Sur les conclusions aux fins d'annulation :
7. En premier lieu, les vices propres entachant la décision de l'administration rejetant une demande d'opposition à poursuite ne peuvent être utilement invoqués. Par suite, le moyen tiré de l'irrégularité de la décision du 19 août 2021 par laquelle le directeur régional des finances publiques de Mayotte a rejeté l'opposition à poursuite est inopérant.
8. En deuxième lieu, les conditions de notification d'une décision administrative étant sans influence sur sa légalité, le moyen tiré de l'irrégularité de la notification de la saisie administrative à tiers détenteur en litige doit être écarté comme inopérant.
9. En troisième lieu, si Mme B soutient que l'avis de saisie administrative à tiers détenteur ne lui a pas été notifié simultanément à la banque, un tel moyen, qui se rattache à la régularité en la forme de l'acte de poursuite, ne saurait être utilement soulevé à l'appui de la contestation, devant le juge administratif, de l'obligation de payer. Le moyen doit par suite être écarté comme inopérant.
10. En quatrième lieu, dès lors que la saisie administrative à tiers détenteur en litige porte uniquement sur le recouvrement d'une créance de cotisation supplémentaire de taxe d'habitation mise à sa charge au titre de l'année 2017, Mme B ne peut utilement soutenir que les informations relatives à son domicile au titre de l'année 2020 et à son impôt sur le revenu au titre des années 2016, 2017 et 2018 qui lui ont été transmises par l'administration sont erronées.
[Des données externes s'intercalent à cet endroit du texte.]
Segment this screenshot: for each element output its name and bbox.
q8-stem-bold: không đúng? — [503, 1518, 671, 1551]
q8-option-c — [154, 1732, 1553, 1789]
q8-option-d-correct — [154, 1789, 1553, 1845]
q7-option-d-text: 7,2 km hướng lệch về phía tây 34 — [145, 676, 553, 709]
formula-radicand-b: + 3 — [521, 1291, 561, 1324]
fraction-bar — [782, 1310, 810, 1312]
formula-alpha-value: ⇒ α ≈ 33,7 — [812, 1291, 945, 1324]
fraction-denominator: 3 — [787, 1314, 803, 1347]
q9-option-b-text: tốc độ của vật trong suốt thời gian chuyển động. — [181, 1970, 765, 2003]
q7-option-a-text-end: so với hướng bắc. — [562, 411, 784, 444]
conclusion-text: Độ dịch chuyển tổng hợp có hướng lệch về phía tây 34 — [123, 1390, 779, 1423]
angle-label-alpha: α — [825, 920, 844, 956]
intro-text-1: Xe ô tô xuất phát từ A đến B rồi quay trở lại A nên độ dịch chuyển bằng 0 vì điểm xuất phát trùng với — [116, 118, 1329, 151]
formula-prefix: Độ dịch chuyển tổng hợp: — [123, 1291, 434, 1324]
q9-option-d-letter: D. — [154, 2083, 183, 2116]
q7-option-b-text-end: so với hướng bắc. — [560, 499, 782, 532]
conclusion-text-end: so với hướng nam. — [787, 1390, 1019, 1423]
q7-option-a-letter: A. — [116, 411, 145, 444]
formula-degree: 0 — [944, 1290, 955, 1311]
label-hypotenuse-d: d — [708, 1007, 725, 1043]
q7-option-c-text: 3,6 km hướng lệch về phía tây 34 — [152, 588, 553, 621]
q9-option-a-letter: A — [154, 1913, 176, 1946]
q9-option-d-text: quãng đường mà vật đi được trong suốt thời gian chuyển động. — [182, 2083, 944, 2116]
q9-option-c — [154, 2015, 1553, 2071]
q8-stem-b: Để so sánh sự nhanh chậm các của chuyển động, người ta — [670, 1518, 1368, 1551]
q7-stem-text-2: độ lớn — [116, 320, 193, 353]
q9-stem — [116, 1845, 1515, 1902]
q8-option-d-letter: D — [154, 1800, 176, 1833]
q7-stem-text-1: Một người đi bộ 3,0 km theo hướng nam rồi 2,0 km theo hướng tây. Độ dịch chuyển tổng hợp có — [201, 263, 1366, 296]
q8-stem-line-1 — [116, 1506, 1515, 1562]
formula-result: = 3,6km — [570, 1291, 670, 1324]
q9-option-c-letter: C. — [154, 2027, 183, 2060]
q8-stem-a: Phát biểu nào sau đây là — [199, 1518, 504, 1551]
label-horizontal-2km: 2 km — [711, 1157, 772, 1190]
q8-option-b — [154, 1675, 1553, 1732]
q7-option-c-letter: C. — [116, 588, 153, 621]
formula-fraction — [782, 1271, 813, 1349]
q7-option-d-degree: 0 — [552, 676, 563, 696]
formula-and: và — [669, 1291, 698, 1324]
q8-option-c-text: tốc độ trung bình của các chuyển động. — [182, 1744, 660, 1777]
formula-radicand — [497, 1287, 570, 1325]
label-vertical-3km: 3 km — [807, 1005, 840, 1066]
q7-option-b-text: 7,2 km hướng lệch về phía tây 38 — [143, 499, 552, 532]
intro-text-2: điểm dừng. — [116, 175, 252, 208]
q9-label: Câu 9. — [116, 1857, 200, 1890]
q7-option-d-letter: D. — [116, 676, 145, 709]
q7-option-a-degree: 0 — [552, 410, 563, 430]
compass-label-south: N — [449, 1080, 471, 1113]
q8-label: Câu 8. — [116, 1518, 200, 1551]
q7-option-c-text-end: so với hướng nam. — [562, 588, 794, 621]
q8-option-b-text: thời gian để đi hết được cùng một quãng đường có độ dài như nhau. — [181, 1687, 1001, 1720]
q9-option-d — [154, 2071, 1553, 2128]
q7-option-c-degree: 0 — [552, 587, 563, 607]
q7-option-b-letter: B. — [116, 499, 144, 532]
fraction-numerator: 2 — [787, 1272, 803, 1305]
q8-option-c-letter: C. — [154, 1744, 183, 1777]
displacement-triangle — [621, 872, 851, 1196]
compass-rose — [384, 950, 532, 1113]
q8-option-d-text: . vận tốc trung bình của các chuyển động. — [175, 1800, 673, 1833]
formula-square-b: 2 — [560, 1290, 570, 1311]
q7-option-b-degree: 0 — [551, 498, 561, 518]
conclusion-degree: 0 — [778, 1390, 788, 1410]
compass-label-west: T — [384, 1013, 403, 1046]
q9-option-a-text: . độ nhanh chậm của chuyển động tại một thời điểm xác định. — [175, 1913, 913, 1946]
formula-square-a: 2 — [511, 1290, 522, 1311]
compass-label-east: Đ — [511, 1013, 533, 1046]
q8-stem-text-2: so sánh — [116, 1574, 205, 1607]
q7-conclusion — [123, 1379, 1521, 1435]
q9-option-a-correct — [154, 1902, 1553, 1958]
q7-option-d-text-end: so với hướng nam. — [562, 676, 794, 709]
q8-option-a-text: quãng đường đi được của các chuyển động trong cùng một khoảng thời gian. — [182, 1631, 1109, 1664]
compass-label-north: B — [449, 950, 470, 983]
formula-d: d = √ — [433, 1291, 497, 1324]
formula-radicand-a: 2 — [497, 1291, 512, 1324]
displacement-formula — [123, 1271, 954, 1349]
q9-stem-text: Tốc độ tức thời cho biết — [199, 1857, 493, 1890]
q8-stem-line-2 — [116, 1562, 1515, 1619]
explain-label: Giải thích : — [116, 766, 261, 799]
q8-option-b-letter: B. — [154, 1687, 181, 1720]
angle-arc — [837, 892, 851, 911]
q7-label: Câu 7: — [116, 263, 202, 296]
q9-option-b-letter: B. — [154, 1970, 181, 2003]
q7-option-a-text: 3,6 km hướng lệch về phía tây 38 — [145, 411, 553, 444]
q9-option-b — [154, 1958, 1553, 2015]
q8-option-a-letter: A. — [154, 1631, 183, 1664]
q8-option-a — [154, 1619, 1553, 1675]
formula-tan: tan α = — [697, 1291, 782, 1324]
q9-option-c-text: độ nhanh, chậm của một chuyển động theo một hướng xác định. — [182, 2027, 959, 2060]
11. En cinquième et dernier lieu, Mme B soutient que la dette en litige est soldée, compte tenu des paiements déjà intervenus concernant son imposition à la taxe d'habitation au titre de l'année 2018 alors qu'elle n'était pourtant pas imposable. Toutefois, l'administration fiscale fait valoir que le remboursement automatique des sommes versées à ce titre a été effectué intégralement par virement sur le compte bancaire ayant servi aux prélèvements mensuels. Si la requérante conteste avoir été remboursée de ces sommes, elle ne produit en tout état de cause aucun élément sur le montant des paiements qu'elle aurait effectué à tort et qui lui auraient permis de solder sa dette fiscale. Par suite, le moyen tiré de ce que la dette en litige serait soldée compte tenu des paiements déjà effectués ne peut qu'être écarté.
12. Il résulte de tout ce qui précède que la requête de Mme B doit être rejetée en toutes ses conclusions.
D E C I D E :
Article 1er : La requête de Mme B est rejetée.
Article 2 : Le présent jugement sera notifié à Mme A B et au directeur régional des finances publiques de Mayotte.
Délibéré après l'audience du 10 septembre 2024, à laquelle siégeaient :
M. Sorin, président,
M. Le Merlus, conseiller.
Mme Lebon, conseillère.
Rendu public par mise à disposition au greffe du tribunal le 24 septembre 2024.
Le rapporteur,
T. LE MERLUS
Le président,
T. SORIN
La greffière,
A. THORAL
La République mande et ordonne au ministre de l'économie, des finances et de la souveraineté industrielle et numérique en ce qui le concerne ou à tous commissaires de justice à ce requis en ce qui concerne les voies de droit commun, contre les parties privées, de pourvoir à l'exécution de la présente décision.